Aunque Don Julián era, sobre todo,  lujurioso, y gustaba de ejercer las artes de la seducción  y buscar el más difícil todavía y, así, las casadas, eran su pieza preferida, por la dificultad y el riesgo  que con ellas   entrañaba  el lance, lo que hacía que su deleite, al culminar la faena,  fuere sublime. A más de una había levantado las faldas de modo furtivo y, según hablaban lenguas maledicentes, había por el pueblo  más de un zagal con sus apariencias pero con el apellido de algotro.

 

II.- El capitán Suárez nunca olvidaría el  23 de septiembre de 1.938; ese día  tuvo el honor de tomar su propio pueblo, Torresbermejas, y liberarlo, sin pegar un solo tiro,  de la dominación republicana. Llevaba 12 meses de campaña, jugándose el pellejo por los campos de batalla, y  sin ver a los suyos: ni a su mujer, ni a sus padres, ni a sus hermanos. Y a todos encontró sanos y salvos: cierto que los hermanos se habían salvado por emboscarse en la cámara y emparedarse en una habitación simulada durante meses pero, a la postre, lo que importaba es que estaban vivos. 

Lo primero que hizo ese 23 de septiembre de 1.938 fue ducharse con agua caliente, afeitarse las barbas, que le crecían como barbechos rabiosos y luego, sin mayores prolegómenos ni delicadezas, ayuntarse con su mujer.
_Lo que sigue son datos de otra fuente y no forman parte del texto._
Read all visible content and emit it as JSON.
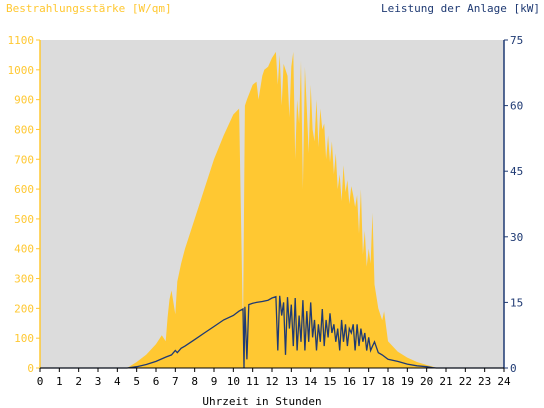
{
  "chart_data": {
    "type": "area",
    "title_left": "Bestrahlungsstärke [W/qm]",
    "title_right": "Leistung der Anlage [kW]",
    "xlabel": "Uhrzeit in Stunden",
    "xlim": [
      0,
      24
    ],
    "x_ticks": [
      "0",
      "1",
      "2",
      "3",
      "4",
      "5",
      "6",
      "7",
      "8",
      "9",
      "10",
      "11",
      "12",
      "13",
      "14",
      "15",
      "16",
      "17",
      "18",
      "19",
      "20",
      "21",
      "22",
      "23",
      "24"
    ],
    "y_left": {
      "lim": [
        0,
        1100
      ],
      "ticks": [
        "0",
        "100",
        "200",
        "300",
        "400",
        "500",
        "600",
        "700",
        "800",
        "900",
        "1000",
        "1100"
      ],
      "tick_values": [
        0,
        100,
        200,
        300,
        400,
        500,
        600,
        700,
        800,
        900,
        1000,
        1100
      ]
    },
    "y_right": {
      "lim": [
        0,
        75
      ],
      "ticks": [
        "0",
        "15",
        "30",
        "45",
        "60",
        "75"
      ],
      "tick_values": [
        0,
        15,
        30,
        45,
        60,
        75
      ]
    },
    "grid": false,
    "series": [
      {
        "axis": "left",
        "type": "area",
        "x": [
          0,
          4.5,
          5,
          5.5,
          6,
          6.3,
          6.5,
          6.6,
          6.7,
          6.8,
          7,
          7.1,
          7.2,
          7.3,
          7.5,
          8,
          8.5,
          9,
          9.5,
          10,
          10.3,
          10.5,
          10.6,
          10.7,
          11,
          11.2,
          11.3,
          11.5,
          11.6,
          11.8,
          12,
          12.2,
          12.3,
          12.4,
          12.5,
          12.6,
          12.8,
          12.9,
          13,
          13.1,
          13.2,
          13.3,
          13.4,
          13.5,
          13.6,
          13.7,
          13.8,
          13.9,
          14,
          14.1,
          14.2,
          14.3,
          14.4,
          14.5,
          14.6,
          14.7,
          14.8,
          14.9,
          15,
          15.1,
          15.2,
          15.3,
          15.4,
          15.5,
          15.6,
          15.7,
          15.8,
          15.9,
          16,
          16.1,
          16.2,
          16.3,
          16.4,
          16.5,
          16.6,
          16.7,
          16.8,
          16.9,
          17,
          17.1,
          17.2,
          17.3,
          17.5,
          17.7,
          17.8,
          18,
          18.5,
          19,
          19.5,
          20,
          20.3,
          20.5,
          21,
          24
        ],
        "values": [
          0,
          0,
          20,
          45,
          80,
          110,
          90,
          170,
          230,
          260,
          180,
          290,
          320,
          350,
          400,
          500,
          600,
          700,
          780,
          850,
          870,
          120,
          880,
          900,
          950,
          960,
          900,
          980,
          1000,
          1010,
          1040,
          1060,
          950,
          1050,
          880,
          1020,
          980,
          840,
          1010,
          1060,
          700,
          900,
          820,
          1030,
          600,
          1010,
          870,
          720,
          950,
          800,
          760,
          900,
          740,
          870,
          800,
          820,
          700,
          780,
          690,
          760,
          650,
          720,
          600,
          650,
          560,
          680,
          590,
          630,
          550,
          610,
          580,
          540,
          580,
          450,
          600,
          380,
          460,
          340,
          400,
          350,
          520,
          280,
          200,
          160,
          190,
          90,
          55,
          35,
          20,
          10,
          5,
          0,
          0,
          0
        ]
      },
      {
        "axis": "right",
        "type": "line",
        "x": [
          0,
          4.5,
          5,
          5.5,
          6,
          6.5,
          6.8,
          7,
          7.1,
          7.3,
          7.5,
          8,
          8.5,
          9,
          9.5,
          10,
          10.3,
          10.5,
          10.55,
          10.6,
          10.7,
          10.8,
          11,
          11.2,
          11.5,
          11.8,
          12,
          12.2,
          12.3,
          12.4,
          12.5,
          12.6,
          12.7,
          12.8,
          12.9,
          13,
          13.1,
          13.2,
          13.3,
          13.4,
          13.5,
          13.6,
          13.7,
          13.8,
          13.9,
          14,
          14.1,
          14.2,
          14.3,
          14.4,
          14.5,
          14.6,
          14.7,
          14.8,
          14.9,
          15,
          15.1,
          15.2,
          15.3,
          15.4,
          15.5,
          15.6,
          15.7,
          15.8,
          15.9,
          16,
          16.1,
          16.2,
          16.3,
          16.4,
          16.5,
          16.6,
          16.7,
          16.8,
          16.9,
          17,
          17.1,
          17.2,
          17.3,
          17.5,
          17.7,
          18,
          18.5,
          19,
          19.5,
          20,
          20.3,
          20.5,
          21,
          24
        ],
        "values": [
          0,
          0,
          0.3,
          0.8,
          1.5,
          2.5,
          3,
          4,
          3.5,
          4.5,
          5,
          6.5,
          8,
          9.5,
          11,
          12,
          13,
          13.5,
          0,
          14,
          2,
          14.5,
          14.8,
          15,
          15.2,
          15.5,
          16,
          16.3,
          4,
          16.5,
          12,
          15,
          3,
          16.2,
          9,
          14.5,
          5,
          16,
          4,
          12,
          6,
          15.5,
          4,
          13,
          6,
          15,
          7,
          11,
          4,
          10,
          6,
          13.5,
          5,
          11,
          7,
          12.5,
          8,
          10,
          6,
          9,
          4,
          11,
          6,
          10,
          5,
          9,
          8,
          10,
          4,
          10,
          5,
          9,
          6,
          8,
          4,
          7,
          4,
          5,
          6,
          3.5,
          3,
          2,
          1.5,
          0.9,
          0.5,
          0.3,
          0.1,
          0,
          0,
          0
        ]
      }
    ]
  },
  "colors": {
    "plot_background": "#dcdcdc",
    "irradiance_fill": "#ffc832",
    "power_line": "#1f3a73",
    "left_axis_text": "#ffc832",
    "right_axis_text": "#1f3a73",
    "x_axis_text": "#000000"
  }
}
Llevaba doce meses de continencia y la calentura lo corroía. Y, por tal motivo, tuvo para varias embestidas, antes de calmar sus lujurias.

 

III.- El capitán Suárez  tenía sus principios y se prometió   respetar la vida de todos los paisanos de Torresbermejas  y evitar las purgas y tropelías que había visto cometer en  otras villas.  Una vez pacificada la situación  empezó a instruir expedientes exculpatorios  y a archivar denuncias y, quitando tres o cuatro acusados que terminaron en prisión durante algunos meses,  el resto  solventó la situación con más gloria que pena.
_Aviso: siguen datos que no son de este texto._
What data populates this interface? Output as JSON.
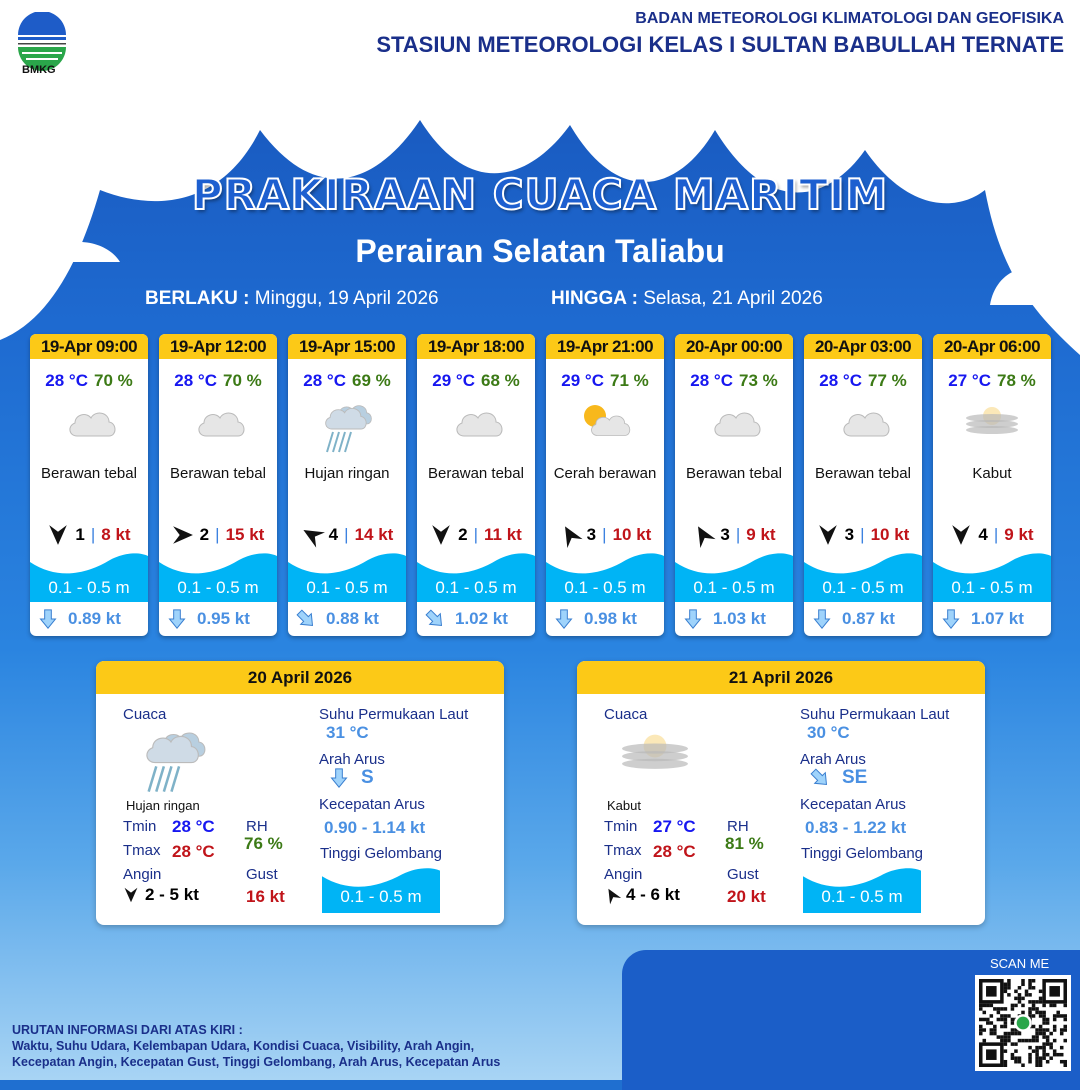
{
  "header": {
    "org": "BADAN METEOROLOGI KLIMATOLOGI DAN GEOFISIKA",
    "station": "STASIUN METEOROLOGI KELAS I SULTAN BABULLAH TERNATE",
    "logo_text": "BMKG"
  },
  "title": "PRAKIRAAN CUACA MARITIM",
  "area": "Perairan Selatan Taliabu",
  "validity": {
    "from_label": "BERLAKU :",
    "from": "Minggu, 19 April 2026",
    "to_label": "HINGGA :",
    "to": "Selasa, 21 April 2026"
  },
  "forecasts": [
    {
      "time": "19-Apr 09:00",
      "temp": "28 °C",
      "rh": "70 %",
      "icon": "thick-cloud-icon",
      "cond": "Berawan tebal",
      "wind_dir_deg": 180,
      "wind": "1",
      "gust": "8 kt",
      "wave": "0.1 - 0.5 m",
      "current_dir_deg": 180,
      "current": "0.89 kt"
    },
    {
      "time": "19-Apr 12:00",
      "temp": "28 °C",
      "rh": "70 %",
      "icon": "thick-cloud-icon",
      "cond": "Berawan tebal",
      "wind_dir_deg": 90,
      "wind": "2",
      "gust": "15 kt",
      "wave": "0.1 - 0.5 m",
      "current_dir_deg": 180,
      "current": "0.95 kt"
    },
    {
      "time": "19-Apr 15:00",
      "temp": "28 °C",
      "rh": "69 %",
      "icon": "light-rain-icon",
      "cond": "Hujan ringan",
      "wind_dir_deg": -60,
      "wind": "4",
      "gust": "14 kt",
      "wave": "0.1 - 0.5 m",
      "current_dir_deg": 135,
      "current": "0.88 kt"
    },
    {
      "time": "19-Apr 18:00",
      "temp": "29 °C",
      "rh": "68 %",
      "icon": "thick-cloud-icon",
      "cond": "Berawan tebal",
      "wind_dir_deg": 180,
      "wind": "2",
      "gust": "11 kt",
      "wave": "0.1 - 0.5 m",
      "current_dir_deg": 135,
      "current": "1.02 kt"
    },
    {
      "time": "19-Apr 21:00",
      "temp": "29 °C",
      "rh": "71 %",
      "icon": "partly-cloudy-icon",
      "cond": "Cerah berawan",
      "wind_dir_deg": -30,
      "wind": "3",
      "gust": "10 kt",
      "wave": "0.1 - 0.5 m",
      "current_dir_deg": 180,
      "current": "0.98 kt"
    },
    {
      "time": "20-Apr 00:00",
      "temp": "28 °C",
      "rh": "73 %",
      "icon": "thick-cloud-icon",
      "cond": "Berawan tebal",
      "wind_dir_deg": -30,
      "wind": "3",
      "gust": "9 kt",
      "wave": "0.1 - 0.5 m",
      "current_dir_deg": 180,
      "current": "1.03 kt"
    },
    {
      "time": "20-Apr 03:00",
      "temp": "28 °C",
      "rh": "77 %",
      "icon": "thick-cloud-icon",
      "cond": "Berawan tebal",
      "wind_dir_deg": 180,
      "wind": "3",
      "gust": "10 kt",
      "wave": "0.1 - 0.5 m",
      "current_dir_deg": 180,
      "current": "0.87 kt"
    },
    {
      "time": "20-Apr 06:00",
      "temp": "27 °C",
      "rh": "78 %",
      "icon": "fog-icon",
      "cond": "Kabut",
      "wind_dir_deg": 180,
      "wind": "4",
      "gust": "9 kt",
      "wave": "0.1 - 0.5 m",
      "current_dir_deg": 180,
      "current": "1.07 kt"
    }
  ],
  "daily": [
    {
      "date": "20 April 2026",
      "cuaca_label": "Cuaca",
      "icon": "light-rain-icon",
      "cond": "Hujan ringan",
      "tmin_label": "Tmin",
      "tmin": "28 °C",
      "tmax_label": "Tmax",
      "tmax": "28 °C",
      "rh_label": "RH",
      "rh": "76 %",
      "angin_label": "Angin",
      "wind_dir_deg": 180,
      "wind": "2  - 5 kt",
      "gust_label": "Gust",
      "gust": "16 kt",
      "sst_label": "Suhu Permukaan Laut",
      "sst": "31 °C",
      "arah_label": "Arah Arus",
      "current_dir_deg": 180,
      "current_dir": "S",
      "kec_label": "Kecepatan Arus",
      "current_speed": "0.90 - 1.14 kt",
      "wave_label": "Tinggi Gelombang",
      "wave": "0.1 - 0.5 m"
    },
    {
      "date": "21 April 2026",
      "cuaca_label": "Cuaca",
      "icon": "fog-icon",
      "cond": "Kabut",
      "tmin_label": "Tmin",
      "tmin": "27 °C",
      "tmax_label": "Tmax",
      "tmax": "28 °C",
      "rh_label": "RH",
      "rh": "81 %",
      "angin_label": "Angin",
      "wind_dir_deg": -30,
      "wind": "4  - 6 kt",
      "gust_label": "Gust",
      "gust": "20 kt",
      "sst_label": "Suhu Permukaan Laut",
      "sst": "30 °C",
      "arah_label": "Arah Arus",
      "current_dir_deg": 135,
      "current_dir": "SE",
      "kec_label": "Kecepatan Arus",
      "current_speed": "0.83 - 1.22 kt",
      "wave_label": "Tinggi Gelombang",
      "wave": "0.1 - 0.5 m"
    }
  ],
  "qr": {
    "label": "SCAN ME"
  },
  "footer": {
    "line1": "URUTAN INFORMASI DARI ATAS KIRI :",
    "line2": "Waktu, Suhu Udara, Kelembapan Udara, Kondisi Cuaca, Visibility, Arah Angin,",
    "line3": "Kecepatan Angin, Kecepatan Gust, Tinggi Gelombang, Arah Arus, Kecepatan Arus"
  },
  "colors": {
    "header_yellow": "#fcc917",
    "temp": "#1717f0",
    "rh": "#3c7a16",
    "gust": "#c0141a",
    "wave": "#00b4f5",
    "current": "#4a90e2"
  }
}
Con la guerra ya a punto de terminar, la vida volvía a ser bella y el capitán Suárez podía disfrutar de aquellos placeres, sencillos y casi inocentes, que tanto echaba de menos. Así que, terminada su jornada, paseaba con su esposa por el parque o quedaba a tomar una copia con sus amigos de toda la vida en el casino. Allí, Don Francisco, el cura, contaba sus aventuras durante la dominación republicana, y las estratagemas y providencias que le habían permitido salvar el pellejo y, siempre, pero siempre, siempre, abrochaba sus historias refiriendo que durante los momentos más peligrosos se había encomendado a la Santísima Virgen y le había hecho solemne promesa: que si se salvaba, acudiría todos los años a la feria de Córdoba a ver las corridas de toros que se dieren.
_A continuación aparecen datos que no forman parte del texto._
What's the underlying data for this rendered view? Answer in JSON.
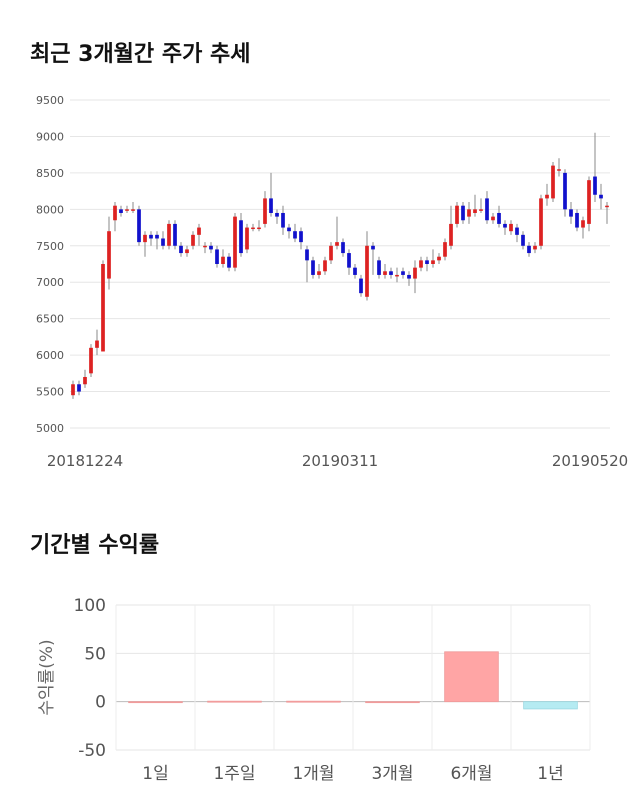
{
  "sections": {
    "price_title": "최근 3개월간 주가 추세",
    "return_title": "기간별 수익률"
  },
  "chart_data": [
    {
      "type": "candlestick",
      "title": "최근 3개월간 주가 추세",
      "ylim": [
        5000,
        9500
      ],
      "yticks": [
        5000,
        5500,
        6000,
        6500,
        7000,
        7500,
        8000,
        8500,
        9000,
        9500
      ],
      "xtick_labels": [
        "20181224",
        "20190311",
        "20190520"
      ],
      "grid": true,
      "up_color": "#dd2222",
      "down_color": "#1111cc",
      "candles": [
        [
          5450,
          5600,
          5650,
          5400
        ],
        [
          5600,
          5500,
          5650,
          5450
        ],
        [
          5600,
          5700,
          5800,
          5550
        ],
        [
          5750,
          6100,
          6150,
          5700
        ],
        [
          6100,
          6200,
          6350,
          6000
        ],
        [
          6050,
          7250,
          7300,
          6050
        ],
        [
          7050,
          7700,
          7900,
          6900
        ],
        [
          7850,
          8050,
          8100,
          7700
        ],
        [
          8000,
          7950,
          8050,
          7900
        ],
        [
          8000,
          8000,
          8050,
          7950
        ],
        [
          8000,
          8000,
          8100,
          7950
        ],
        [
          8000,
          7550,
          8050,
          7500
        ],
        [
          7550,
          7650,
          7700,
          7350
        ],
        [
          7650,
          7600,
          7700,
          7500
        ],
        [
          7650,
          7600,
          7700,
          7450
        ],
        [
          7600,
          7500,
          7700,
          7450
        ],
        [
          7500,
          7800,
          7850,
          7450
        ],
        [
          7800,
          7500,
          7850,
          7450
        ],
        [
          7500,
          7400,
          7550,
          7350
        ],
        [
          7400,
          7450,
          7500,
          7350
        ],
        [
          7500,
          7650,
          7700,
          7450
        ],
        [
          7650,
          7750,
          7800,
          7500
        ],
        [
          7500,
          7500,
          7550,
          7400
        ],
        [
          7500,
          7450,
          7550,
          7400
        ],
        [
          7450,
          7250,
          7500,
          7200
        ],
        [
          7250,
          7350,
          7450,
          7200
        ],
        [
          7350,
          7200,
          7400,
          7150
        ],
        [
          7200,
          7900,
          7950,
          7150
        ],
        [
          7850,
          7400,
          7950,
          7350
        ],
        [
          7450,
          7750,
          7800,
          7400
        ],
        [
          7750,
          7750,
          7800,
          7700
        ],
        [
          7750,
          7750,
          7850,
          7700
        ],
        [
          7800,
          8150,
          8250,
          7750
        ],
        [
          8150,
          7950,
          8500,
          7900
        ],
        [
          7950,
          7900,
          8000,
          7800
        ],
        [
          7950,
          7750,
          8050,
          7650
        ],
        [
          7750,
          7700,
          7800,
          7600
        ],
        [
          7700,
          7600,
          7800,
          7550
        ],
        [
          7700,
          7550,
          7750,
          7450
        ],
        [
          7450,
          7300,
          7500,
          7000
        ],
        [
          7300,
          7100,
          7350,
          7050
        ],
        [
          7100,
          7150,
          7250,
          7050
        ],
        [
          7150,
          7300,
          7350,
          7100
        ],
        [
          7300,
          7500,
          7550,
          7250
        ],
        [
          7500,
          7550,
          7900,
          7450
        ],
        [
          7550,
          7400,
          7600,
          7350
        ],
        [
          7400,
          7200,
          7450,
          7100
        ],
        [
          7200,
          7100,
          7250,
          7050
        ],
        [
          7050,
          6850,
          7100,
          6800
        ],
        [
          6800,
          7500,
          7700,
          6750
        ],
        [
          7500,
          7450,
          7550,
          7100
        ],
        [
          7300,
          7100,
          7350,
          7050
        ],
        [
          7100,
          7150,
          7250,
          7050
        ],
        [
          7150,
          7100,
          7200,
          7050
        ],
        [
          7100,
          7100,
          7200,
          7000
        ],
        [
          7150,
          7100,
          7200,
          7050
        ],
        [
          7100,
          7050,
          7150,
          6950
        ],
        [
          7050,
          7200,
          7300,
          6850
        ],
        [
          7200,
          7300,
          7350,
          7150
        ],
        [
          7300,
          7250,
          7350,
          7150
        ],
        [
          7250,
          7300,
          7450,
          7200
        ],
        [
          7300,
          7350,
          7400,
          7250
        ],
        [
          7350,
          7550,
          7600,
          7300
        ],
        [
          7500,
          7800,
          8050,
          7450
        ],
        [
          7800,
          8050,
          8100,
          7750
        ],
        [
          8050,
          7850,
          8100,
          7800
        ],
        [
          7900,
          8000,
          8100,
          7800
        ],
        [
          7950,
          8000,
          8200,
          7900
        ],
        [
          8000,
          8000,
          8150,
          7950
        ],
        [
          8150,
          7850,
          8250,
          7800
        ],
        [
          7850,
          7900,
          7950,
          7800
        ],
        [
          7950,
          7800,
          8050,
          7750
        ],
        [
          7800,
          7750,
          7850,
          7650
        ],
        [
          7700,
          7800,
          7850,
          7650
        ],
        [
          7750,
          7650,
          7800,
          7550
        ],
        [
          7650,
          7500,
          7700,
          7450
        ],
        [
          7500,
          7400,
          7550,
          7350
        ],
        [
          7450,
          7500,
          7550,
          7400
        ],
        [
          7500,
          8150,
          8200,
          7450
        ],
        [
          8150,
          8200,
          8350,
          8050
        ],
        [
          8150,
          8600,
          8650,
          8100
        ],
        [
          8550,
          8550,
          8700,
          8450
        ],
        [
          8500,
          8000,
          8550,
          7900
        ],
        [
          8000,
          7900,
          8100,
          7800
        ],
        [
          7950,
          7750,
          8000,
          7700
        ],
        [
          7750,
          7850,
          7900,
          7600
        ],
        [
          7800,
          8400,
          8450,
          7700
        ],
        [
          8450,
          8200,
          9050,
          8100
        ],
        [
          8200,
          8150,
          8350,
          8000
        ],
        [
          8050,
          8050,
          8100,
          7800
        ]
      ]
    },
    {
      "type": "bar",
      "title": "기간별 수익률",
      "ylabel": "수익률(%)",
      "ylim": [
        -50,
        100
      ],
      "yticks": [
        -50,
        0,
        50,
        100
      ],
      "categories": [
        "1일",
        "1주일",
        "1개월",
        "3개월",
        "6개월",
        "1년"
      ],
      "values": [
        0,
        0.5,
        0.5,
        0,
        51.6,
        -7.5
      ],
      "pos_color": "#ffa5a5",
      "neg_color": "#b5ebf2",
      "grid": true
    }
  ]
}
– Y tengo que cumplirlo-, añadía sonriendo, pues en otro caso habría jurado en vano, y ello conlleva eterna condenación.

Don Julián, por su parte, hacía a todos partícipes de sus proyectos literarios y comentaba que estaba componiendo un nuevo libro: “ Oda al Caudillo”, y recitaba algunos de los sonetos que lo componían,  ante el aplauso de  todos sus amigos, salvo el capitán Suárez, que lo observaba ambiguo,  con una mirada perdida que no se sabía donde acababa.

A veces el capitán Suarez, sin dejar de mirar a Don Julián, se mordía los labios, y entre dientes bisbiseaba unas palabrejas que nadie entendía y en las que nadie reparaba pero que, a la postre, resultaron ser una trágica premonición.

Y así pasaban los días y las semanas y el personal iba hociqueando que, en lontananza, se abría un futuro de paz, un futuro de privaciones y miserias pero, al menos, sin frentes de batalla.

 

IV.-  Diario Opinión 30 de diciembre de 1.938 :

Natalicio : Doña María Fuentes  Rey, esposa del capital Don Gabriel  Suárez Gámez, ha dado a luz en Torresbermejas a un hermoso varón . Madre e hijo están en perfectas condiciones. Nuestra felicitación a la feliz madre y al bravo capitán, condecorado en varias batallas en este nuestro Glorioso Movimiento, y que actualmente tiene a su mando la plaza de Torresbermejas y bla, bla, bla…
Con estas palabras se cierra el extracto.